The protestant has not met its burden in this regard. It has not "prove[d]" that Customs decision was unreasonable, that all possible grounds for extension of liquidation may be eliminated. That is, the conditions precedent to the assessment of marking duties are that the merchandise was not marked at the time of importation in accordance with the statutory requirements and that the merchandise was not so marked, exported, or destroyed under Customs supervision prior to liquidation (see above, see also Customs Service Decision (C.S.D.) 92-32, in which relief from marking duties was granted when merchandise was properly marked under Customs supervision with the country of origin prior to liquidation of the entry). Since a possible ground for extension of liquidation was to give the importer the opportunity to properly mark the merchandise, or to export or destroy it (as noted above, there is evidence that the importer requested a delay in liquidation for this very reason, and that the protestant was given notice of this request) and such action before liquidation would have relieved the importer of marking duties, the protestant clearly has not eliminated that possible reason, nor has the protestant "prove[d] that the decision [was] unreasonable" (supra).
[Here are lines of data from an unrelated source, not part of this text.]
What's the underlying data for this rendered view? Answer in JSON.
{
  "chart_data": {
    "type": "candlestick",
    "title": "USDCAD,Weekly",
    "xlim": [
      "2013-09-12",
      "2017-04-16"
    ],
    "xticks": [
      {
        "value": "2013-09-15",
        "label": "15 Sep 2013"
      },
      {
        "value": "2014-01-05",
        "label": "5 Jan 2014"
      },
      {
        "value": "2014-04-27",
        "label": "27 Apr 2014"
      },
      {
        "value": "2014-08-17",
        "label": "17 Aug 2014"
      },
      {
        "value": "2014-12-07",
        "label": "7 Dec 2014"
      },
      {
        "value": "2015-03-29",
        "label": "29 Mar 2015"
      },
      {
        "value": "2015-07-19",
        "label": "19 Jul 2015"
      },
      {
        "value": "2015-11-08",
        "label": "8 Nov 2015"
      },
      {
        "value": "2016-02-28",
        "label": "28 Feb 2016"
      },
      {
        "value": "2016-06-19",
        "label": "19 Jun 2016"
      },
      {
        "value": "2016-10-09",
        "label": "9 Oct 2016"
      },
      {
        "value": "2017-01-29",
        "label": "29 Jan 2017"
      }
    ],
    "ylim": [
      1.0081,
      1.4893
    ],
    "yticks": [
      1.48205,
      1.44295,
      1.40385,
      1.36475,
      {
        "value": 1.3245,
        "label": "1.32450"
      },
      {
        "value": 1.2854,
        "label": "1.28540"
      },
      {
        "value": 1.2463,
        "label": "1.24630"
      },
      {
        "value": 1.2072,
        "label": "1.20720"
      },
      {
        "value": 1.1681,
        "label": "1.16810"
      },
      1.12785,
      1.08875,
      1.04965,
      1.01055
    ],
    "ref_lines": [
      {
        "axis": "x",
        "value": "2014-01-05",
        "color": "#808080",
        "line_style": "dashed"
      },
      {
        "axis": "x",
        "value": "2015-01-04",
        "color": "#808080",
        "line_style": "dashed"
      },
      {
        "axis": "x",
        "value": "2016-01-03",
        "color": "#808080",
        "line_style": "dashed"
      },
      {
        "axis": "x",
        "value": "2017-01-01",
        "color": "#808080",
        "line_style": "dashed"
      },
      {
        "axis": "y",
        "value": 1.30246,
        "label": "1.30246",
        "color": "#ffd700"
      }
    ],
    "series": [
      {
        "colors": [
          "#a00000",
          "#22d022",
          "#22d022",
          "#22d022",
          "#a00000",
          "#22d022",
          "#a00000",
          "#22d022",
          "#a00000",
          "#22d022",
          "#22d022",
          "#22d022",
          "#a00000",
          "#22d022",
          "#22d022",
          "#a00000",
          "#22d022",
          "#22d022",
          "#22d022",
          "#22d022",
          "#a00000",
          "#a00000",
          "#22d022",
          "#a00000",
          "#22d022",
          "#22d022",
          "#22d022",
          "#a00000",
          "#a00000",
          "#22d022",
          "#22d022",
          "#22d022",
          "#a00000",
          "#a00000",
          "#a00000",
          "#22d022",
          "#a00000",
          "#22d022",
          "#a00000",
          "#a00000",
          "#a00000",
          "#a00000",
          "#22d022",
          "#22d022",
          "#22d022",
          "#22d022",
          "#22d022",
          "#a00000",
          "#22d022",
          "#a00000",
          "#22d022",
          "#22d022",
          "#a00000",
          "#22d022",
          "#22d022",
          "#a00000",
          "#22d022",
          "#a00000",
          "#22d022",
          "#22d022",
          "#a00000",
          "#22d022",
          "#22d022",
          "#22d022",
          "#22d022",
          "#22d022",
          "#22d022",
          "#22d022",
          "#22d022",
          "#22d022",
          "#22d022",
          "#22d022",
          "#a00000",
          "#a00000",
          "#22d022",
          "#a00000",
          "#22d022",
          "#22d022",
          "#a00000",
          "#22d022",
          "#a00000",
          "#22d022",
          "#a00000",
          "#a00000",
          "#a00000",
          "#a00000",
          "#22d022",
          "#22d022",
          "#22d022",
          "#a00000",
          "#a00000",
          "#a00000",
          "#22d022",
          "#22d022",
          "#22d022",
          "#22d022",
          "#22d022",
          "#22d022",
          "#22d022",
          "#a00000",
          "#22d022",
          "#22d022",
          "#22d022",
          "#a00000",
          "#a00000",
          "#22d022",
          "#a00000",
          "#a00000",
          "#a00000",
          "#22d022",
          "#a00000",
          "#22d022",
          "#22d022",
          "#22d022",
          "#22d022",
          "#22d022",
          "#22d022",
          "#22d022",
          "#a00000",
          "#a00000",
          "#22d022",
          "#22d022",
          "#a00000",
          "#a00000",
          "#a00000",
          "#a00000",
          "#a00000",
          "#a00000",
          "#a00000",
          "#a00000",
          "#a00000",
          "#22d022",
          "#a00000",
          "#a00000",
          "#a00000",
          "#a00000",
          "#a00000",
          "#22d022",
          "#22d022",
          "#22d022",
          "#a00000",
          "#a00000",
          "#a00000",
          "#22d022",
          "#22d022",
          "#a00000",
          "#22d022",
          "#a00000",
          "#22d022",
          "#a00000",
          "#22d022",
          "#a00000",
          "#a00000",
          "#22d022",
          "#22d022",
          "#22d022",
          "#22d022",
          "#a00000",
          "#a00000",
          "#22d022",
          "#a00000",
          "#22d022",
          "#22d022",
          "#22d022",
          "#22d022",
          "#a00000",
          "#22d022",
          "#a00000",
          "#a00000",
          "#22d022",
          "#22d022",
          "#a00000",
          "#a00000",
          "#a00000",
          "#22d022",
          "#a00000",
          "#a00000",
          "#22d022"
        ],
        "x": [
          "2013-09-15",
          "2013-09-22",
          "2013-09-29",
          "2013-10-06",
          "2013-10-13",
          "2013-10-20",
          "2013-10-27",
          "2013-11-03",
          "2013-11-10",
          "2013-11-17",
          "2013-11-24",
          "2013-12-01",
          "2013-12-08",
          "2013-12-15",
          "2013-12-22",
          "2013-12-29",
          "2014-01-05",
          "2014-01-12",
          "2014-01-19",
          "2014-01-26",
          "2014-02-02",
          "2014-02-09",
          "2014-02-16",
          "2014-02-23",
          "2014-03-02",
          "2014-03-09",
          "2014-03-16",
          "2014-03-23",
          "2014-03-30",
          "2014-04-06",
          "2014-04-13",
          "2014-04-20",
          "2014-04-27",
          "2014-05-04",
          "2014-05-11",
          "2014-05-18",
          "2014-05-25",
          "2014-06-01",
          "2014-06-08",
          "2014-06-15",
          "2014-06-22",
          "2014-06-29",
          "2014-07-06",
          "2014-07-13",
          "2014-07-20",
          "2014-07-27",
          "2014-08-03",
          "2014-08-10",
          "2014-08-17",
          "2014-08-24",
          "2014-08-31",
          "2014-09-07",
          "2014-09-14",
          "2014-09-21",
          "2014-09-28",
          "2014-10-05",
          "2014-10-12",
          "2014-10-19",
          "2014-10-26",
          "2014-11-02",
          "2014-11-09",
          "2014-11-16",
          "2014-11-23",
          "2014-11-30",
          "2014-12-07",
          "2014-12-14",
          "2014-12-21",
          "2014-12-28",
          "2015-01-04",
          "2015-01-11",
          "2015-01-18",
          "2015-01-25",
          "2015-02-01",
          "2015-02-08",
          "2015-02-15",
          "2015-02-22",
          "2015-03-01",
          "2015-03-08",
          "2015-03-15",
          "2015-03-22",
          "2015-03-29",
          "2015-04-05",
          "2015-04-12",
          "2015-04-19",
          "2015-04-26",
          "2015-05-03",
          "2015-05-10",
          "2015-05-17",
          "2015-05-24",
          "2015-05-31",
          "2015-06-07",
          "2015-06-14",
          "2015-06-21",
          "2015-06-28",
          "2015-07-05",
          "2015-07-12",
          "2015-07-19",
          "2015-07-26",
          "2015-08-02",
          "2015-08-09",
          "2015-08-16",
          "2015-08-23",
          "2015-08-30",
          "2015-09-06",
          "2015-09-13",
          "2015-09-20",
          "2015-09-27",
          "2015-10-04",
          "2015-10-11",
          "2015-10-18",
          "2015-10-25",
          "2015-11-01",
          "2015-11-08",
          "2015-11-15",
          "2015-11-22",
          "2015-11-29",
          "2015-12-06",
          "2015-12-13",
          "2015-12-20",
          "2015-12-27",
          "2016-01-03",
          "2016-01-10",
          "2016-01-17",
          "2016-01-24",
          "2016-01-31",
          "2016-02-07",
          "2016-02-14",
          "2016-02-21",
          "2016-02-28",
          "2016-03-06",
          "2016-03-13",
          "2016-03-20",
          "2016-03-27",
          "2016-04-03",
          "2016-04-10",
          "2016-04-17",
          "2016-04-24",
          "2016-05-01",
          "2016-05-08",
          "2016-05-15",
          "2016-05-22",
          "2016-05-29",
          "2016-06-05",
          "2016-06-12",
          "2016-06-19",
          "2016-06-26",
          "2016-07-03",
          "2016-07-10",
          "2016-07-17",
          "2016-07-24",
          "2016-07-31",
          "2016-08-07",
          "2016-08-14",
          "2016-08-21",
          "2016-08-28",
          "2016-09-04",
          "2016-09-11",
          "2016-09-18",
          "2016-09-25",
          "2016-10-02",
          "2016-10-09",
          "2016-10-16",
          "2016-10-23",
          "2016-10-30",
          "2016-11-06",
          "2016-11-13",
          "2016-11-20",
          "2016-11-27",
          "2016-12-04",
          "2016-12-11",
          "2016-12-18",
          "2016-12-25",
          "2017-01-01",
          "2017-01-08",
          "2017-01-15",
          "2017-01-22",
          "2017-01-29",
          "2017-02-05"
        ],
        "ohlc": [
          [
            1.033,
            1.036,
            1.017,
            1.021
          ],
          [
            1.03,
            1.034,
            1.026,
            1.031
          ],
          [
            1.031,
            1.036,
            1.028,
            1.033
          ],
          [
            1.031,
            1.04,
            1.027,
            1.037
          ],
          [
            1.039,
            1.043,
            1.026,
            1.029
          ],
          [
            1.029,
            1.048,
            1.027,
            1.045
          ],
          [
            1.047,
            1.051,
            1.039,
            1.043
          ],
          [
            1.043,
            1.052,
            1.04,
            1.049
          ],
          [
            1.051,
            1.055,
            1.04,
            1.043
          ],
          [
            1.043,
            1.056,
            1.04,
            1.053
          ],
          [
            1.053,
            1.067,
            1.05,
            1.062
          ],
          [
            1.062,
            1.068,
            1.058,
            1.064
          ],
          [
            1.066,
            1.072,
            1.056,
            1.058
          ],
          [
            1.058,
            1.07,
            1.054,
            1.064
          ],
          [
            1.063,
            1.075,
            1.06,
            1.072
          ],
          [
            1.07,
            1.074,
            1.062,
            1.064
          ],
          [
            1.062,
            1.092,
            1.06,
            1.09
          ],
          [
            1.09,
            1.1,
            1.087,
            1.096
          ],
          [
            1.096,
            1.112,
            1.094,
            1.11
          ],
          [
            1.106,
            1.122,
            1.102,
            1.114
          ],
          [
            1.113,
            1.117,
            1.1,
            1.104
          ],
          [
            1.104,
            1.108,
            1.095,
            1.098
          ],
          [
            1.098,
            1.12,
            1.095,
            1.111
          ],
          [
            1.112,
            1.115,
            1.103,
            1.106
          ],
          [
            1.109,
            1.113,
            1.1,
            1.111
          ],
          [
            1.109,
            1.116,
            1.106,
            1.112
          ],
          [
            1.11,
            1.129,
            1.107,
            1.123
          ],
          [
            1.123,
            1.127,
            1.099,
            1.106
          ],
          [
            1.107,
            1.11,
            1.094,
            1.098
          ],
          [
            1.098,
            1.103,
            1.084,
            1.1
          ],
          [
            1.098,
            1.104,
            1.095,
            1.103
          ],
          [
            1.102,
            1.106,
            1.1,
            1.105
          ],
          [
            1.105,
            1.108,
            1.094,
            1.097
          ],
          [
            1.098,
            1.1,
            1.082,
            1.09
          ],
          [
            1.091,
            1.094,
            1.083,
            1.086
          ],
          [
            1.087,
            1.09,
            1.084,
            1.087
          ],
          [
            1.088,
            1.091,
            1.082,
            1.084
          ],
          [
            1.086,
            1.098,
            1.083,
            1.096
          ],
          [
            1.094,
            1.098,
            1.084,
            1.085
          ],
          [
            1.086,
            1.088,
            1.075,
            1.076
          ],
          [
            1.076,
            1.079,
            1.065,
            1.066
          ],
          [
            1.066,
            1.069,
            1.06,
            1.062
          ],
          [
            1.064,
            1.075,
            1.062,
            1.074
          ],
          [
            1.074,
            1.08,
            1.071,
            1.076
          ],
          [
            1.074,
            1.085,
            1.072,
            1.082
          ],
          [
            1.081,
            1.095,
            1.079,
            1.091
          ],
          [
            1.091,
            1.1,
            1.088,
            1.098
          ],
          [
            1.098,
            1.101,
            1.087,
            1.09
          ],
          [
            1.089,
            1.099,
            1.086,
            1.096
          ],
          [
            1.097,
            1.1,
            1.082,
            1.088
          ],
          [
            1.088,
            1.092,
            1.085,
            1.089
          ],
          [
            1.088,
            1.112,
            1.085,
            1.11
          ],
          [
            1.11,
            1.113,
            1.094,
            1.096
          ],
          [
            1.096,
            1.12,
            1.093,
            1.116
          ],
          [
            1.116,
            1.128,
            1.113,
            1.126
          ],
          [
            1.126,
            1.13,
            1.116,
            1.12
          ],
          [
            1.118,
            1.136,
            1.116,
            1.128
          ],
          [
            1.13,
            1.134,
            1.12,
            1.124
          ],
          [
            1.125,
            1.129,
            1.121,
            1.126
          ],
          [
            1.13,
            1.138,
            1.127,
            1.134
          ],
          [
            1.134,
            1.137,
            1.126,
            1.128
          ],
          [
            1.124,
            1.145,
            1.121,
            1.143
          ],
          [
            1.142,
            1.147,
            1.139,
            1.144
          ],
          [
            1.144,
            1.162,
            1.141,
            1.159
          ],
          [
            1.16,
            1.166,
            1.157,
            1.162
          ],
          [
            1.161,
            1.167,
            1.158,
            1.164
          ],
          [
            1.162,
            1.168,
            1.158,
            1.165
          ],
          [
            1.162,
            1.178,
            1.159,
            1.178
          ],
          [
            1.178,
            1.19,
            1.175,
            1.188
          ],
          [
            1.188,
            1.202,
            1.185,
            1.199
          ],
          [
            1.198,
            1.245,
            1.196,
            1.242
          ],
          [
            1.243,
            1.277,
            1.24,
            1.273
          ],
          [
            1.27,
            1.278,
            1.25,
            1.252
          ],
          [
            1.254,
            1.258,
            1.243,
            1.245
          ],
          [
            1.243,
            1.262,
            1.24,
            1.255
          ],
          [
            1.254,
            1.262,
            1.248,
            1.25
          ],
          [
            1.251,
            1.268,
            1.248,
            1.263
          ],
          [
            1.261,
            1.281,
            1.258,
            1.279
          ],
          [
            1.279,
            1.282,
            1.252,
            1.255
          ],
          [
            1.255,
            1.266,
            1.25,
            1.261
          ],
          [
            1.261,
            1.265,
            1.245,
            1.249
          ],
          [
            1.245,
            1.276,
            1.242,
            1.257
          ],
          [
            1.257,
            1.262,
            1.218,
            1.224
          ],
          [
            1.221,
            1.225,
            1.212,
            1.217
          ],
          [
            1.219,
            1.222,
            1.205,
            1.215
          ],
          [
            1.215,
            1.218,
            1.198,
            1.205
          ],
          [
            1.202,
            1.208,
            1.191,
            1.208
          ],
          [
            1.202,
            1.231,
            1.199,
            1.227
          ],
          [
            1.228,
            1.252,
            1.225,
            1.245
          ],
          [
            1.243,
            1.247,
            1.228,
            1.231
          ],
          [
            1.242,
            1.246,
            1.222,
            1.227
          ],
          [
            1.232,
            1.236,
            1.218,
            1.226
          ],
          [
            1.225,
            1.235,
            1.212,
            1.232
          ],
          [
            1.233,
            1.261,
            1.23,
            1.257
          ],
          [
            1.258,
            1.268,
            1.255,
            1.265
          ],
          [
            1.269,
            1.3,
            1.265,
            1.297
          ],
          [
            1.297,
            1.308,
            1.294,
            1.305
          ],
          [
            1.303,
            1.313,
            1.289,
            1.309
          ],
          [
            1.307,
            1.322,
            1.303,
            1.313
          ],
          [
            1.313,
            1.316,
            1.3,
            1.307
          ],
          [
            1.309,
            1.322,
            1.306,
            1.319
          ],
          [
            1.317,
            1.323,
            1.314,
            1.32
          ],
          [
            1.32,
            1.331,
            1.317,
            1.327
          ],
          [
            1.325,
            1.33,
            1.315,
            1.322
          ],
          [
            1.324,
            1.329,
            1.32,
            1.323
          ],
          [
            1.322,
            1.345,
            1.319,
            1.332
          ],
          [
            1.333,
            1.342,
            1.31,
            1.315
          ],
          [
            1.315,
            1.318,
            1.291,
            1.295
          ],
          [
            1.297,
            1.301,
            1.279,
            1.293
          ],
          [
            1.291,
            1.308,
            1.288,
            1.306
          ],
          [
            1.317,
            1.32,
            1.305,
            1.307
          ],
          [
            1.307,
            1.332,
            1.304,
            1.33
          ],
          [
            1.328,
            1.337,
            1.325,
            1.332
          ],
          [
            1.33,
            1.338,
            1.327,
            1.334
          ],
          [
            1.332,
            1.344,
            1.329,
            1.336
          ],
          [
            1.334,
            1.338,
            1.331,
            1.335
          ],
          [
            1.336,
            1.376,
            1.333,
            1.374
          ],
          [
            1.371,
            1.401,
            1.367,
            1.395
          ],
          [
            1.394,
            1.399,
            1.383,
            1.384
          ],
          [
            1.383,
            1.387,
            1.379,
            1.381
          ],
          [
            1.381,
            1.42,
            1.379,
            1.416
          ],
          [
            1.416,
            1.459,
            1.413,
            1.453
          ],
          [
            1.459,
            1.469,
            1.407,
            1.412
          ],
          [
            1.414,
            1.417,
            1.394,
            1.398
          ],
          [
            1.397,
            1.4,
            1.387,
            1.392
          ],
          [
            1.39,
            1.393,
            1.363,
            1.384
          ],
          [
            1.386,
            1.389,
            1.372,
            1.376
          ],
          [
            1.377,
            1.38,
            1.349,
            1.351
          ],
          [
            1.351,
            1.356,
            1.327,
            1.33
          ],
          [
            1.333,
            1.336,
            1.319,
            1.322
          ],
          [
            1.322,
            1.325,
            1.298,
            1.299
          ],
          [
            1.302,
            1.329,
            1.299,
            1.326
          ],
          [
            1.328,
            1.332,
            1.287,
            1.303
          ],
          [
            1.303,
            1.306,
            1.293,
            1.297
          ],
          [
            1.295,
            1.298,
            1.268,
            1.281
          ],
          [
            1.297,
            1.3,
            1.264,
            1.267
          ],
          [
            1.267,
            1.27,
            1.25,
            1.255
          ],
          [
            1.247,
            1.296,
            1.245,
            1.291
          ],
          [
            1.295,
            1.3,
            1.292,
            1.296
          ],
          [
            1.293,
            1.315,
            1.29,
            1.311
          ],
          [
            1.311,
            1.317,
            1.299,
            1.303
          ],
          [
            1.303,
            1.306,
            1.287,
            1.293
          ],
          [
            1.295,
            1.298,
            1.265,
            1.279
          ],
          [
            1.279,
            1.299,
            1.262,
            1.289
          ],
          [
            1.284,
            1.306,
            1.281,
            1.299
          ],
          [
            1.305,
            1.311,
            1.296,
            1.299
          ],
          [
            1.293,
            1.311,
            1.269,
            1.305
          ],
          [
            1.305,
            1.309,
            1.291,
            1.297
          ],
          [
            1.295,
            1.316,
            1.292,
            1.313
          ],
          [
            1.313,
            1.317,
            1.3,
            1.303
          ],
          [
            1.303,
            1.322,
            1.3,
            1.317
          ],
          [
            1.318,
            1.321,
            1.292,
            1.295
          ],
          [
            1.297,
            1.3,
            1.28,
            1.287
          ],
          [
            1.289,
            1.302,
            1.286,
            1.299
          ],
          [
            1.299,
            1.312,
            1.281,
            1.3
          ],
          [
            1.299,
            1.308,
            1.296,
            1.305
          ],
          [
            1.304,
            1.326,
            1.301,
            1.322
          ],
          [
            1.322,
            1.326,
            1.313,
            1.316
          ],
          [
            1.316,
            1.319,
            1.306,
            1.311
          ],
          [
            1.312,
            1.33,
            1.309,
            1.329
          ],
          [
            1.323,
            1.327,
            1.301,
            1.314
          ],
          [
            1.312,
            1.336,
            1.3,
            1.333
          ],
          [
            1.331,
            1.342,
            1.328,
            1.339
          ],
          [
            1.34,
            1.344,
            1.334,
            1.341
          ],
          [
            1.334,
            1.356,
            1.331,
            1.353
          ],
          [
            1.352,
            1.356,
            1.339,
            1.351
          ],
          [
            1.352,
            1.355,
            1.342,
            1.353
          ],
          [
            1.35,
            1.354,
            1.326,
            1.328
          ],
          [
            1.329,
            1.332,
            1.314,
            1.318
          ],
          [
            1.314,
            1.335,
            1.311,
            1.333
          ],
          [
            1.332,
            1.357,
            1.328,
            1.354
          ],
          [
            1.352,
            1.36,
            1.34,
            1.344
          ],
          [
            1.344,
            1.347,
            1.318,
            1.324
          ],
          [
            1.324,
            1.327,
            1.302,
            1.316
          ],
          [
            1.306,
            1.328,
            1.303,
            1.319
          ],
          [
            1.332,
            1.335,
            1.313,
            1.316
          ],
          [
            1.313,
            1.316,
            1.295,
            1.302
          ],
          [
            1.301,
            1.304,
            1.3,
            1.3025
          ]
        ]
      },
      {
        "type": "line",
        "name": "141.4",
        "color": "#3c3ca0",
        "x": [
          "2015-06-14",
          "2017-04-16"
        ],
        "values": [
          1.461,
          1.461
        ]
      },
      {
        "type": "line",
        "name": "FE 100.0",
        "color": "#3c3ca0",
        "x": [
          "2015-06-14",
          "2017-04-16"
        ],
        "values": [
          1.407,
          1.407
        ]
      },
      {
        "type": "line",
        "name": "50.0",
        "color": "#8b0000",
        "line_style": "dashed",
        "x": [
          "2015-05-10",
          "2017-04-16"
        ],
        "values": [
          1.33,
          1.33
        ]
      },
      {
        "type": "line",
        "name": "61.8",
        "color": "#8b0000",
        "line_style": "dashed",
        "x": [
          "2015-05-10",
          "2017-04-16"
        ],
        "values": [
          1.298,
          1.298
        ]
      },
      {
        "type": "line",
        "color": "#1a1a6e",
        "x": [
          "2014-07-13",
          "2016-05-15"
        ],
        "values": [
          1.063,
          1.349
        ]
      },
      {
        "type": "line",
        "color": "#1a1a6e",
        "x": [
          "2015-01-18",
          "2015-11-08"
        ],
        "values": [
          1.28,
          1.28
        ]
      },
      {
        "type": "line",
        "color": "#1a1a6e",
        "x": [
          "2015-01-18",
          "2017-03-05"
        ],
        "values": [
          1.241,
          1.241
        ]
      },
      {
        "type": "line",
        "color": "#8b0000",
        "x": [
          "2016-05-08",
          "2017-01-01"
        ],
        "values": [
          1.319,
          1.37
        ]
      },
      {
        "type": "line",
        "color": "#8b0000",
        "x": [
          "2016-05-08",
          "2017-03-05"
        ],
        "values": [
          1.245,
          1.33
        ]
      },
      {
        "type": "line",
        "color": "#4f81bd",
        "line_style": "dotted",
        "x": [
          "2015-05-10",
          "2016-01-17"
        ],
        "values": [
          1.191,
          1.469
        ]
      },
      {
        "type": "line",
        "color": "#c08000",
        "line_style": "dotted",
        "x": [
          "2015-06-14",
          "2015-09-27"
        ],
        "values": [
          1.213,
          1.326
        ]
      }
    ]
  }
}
We note that the St. Paul Fire & Marine Ins. Co. case involved the extension of liquidation because of certain missing cost data and that the Court stated "[i]n order for [plaintiff] to prevail in this case, it would have had to prove that [the importer], or someone else, notified Customs that the required cost data would not be submitted" (6 F. 3d at 769; emphasis in original). Analogously, to prevail in this case, the protestant would have had to prove that the importer, or someone else, had notified Customs that the merchandise was not going to be properly marked, exported, or destroyed. There is no such evidence in the file.

The protest must be DENIED.


The protest in this case may not be granted because the protestant has not met its burden of proving that Customs extension of liquidation was unreasonable, that all possible grounds for extension of liquidation may be eliminated.

The protest is DENIED. In accordance with Section 3A(11)(b) of Customs Directive 099 3550-065, dated August 4, 1993, Subject: Revised Protest Directive, this decision should be mailed by your office, with the Customs Form 19, to the protestant no later than 60 days from the date of this letter. Any reliquidation of the entry in accordance with the decision must be accomplished prior to mailing of the decision. Sixty days from the date of the decision the Office of Regulations and Rulings will take steps to make the decision available to Customs personnel via the Customs Rulings Module in ACS and the public via the Diskette Subscription Service, Freedom of Information Act, and other public access channels.